Casting is the literal meaning. The aluminum alloy raw material is heated and melted into a liquid, and then poured into the mold. After cooling and solidification, it becomes a wheel rim. Casting wheels are also divided into low-pressure casting and high-pressure casting. Low pressure casting has low cost and fast production pace, and the original wheelrims are generally low pressure casting. In order to pursue the lightweight effect, the modified rim will pressurize after the aluminum water mold, so that the molecules of the metal after cooling are more closely combined, so as to optimize the mechanical properties and achieve the lightweight effect.
Forging a wheel rim is to directly "pinch" aluminum into a wheel rim, relying on a forging press that can generate tens of millions of tons of forging pressure. Because the forgedrim does not need to undergo the melting-solidification process, the molecular shape does not change, the molecular bond does not break, and in the process of pressure forging, the intermolecular bonding becomes tighter, so the mechanical properties are better than castrims . In theory, monolithic forging can achieve the greatest rigidity-to-weight ratio.
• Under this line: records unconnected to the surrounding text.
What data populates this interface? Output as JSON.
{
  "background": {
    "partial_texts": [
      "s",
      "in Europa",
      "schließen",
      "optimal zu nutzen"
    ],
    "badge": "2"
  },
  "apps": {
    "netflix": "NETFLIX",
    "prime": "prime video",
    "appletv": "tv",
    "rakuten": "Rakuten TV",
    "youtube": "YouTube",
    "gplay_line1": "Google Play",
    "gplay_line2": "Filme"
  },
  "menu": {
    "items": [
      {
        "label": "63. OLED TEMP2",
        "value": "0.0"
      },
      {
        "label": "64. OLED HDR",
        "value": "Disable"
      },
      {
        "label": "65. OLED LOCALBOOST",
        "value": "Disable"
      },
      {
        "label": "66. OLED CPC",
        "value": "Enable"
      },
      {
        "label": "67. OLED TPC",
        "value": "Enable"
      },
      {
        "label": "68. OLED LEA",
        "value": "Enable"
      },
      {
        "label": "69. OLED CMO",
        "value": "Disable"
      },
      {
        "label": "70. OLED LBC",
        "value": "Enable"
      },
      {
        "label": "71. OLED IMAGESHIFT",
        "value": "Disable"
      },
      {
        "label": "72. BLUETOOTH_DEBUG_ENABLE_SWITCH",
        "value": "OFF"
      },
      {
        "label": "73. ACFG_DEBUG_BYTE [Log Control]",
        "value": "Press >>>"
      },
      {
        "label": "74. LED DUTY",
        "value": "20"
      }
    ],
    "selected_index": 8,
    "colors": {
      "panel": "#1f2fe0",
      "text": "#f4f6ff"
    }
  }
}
This means that for the same weight, the rigidity of the forged rim is higher (that is, commonly known as "hard"); or at another angle, to achieve the same rigidity goal, the forgedrim can be made lighter.
What are the disadvantages of forged wheels besides being expensive?
Because the forged wheel rim is to "pinch" a piece of aluminum alloy into a wheelrim, and the ductility of the aluminum alloy is not very strong, so: 1. The freedom of design of the forged wheel rim is relatively limited; 2. Since it is to "pinch" , In addition to the limited freedom of modeling, excellent raw materials cannot be used, otherwise it will be difficult to form; and it is extremely difficult to "pinch" thick and dense spokes in the forging process, and the transition between the spokes and the "rim" is also difficult to make. Very thick thickness for extreme strength. For these two reasons, the challenge of extremely high hardness still relies on the casting process.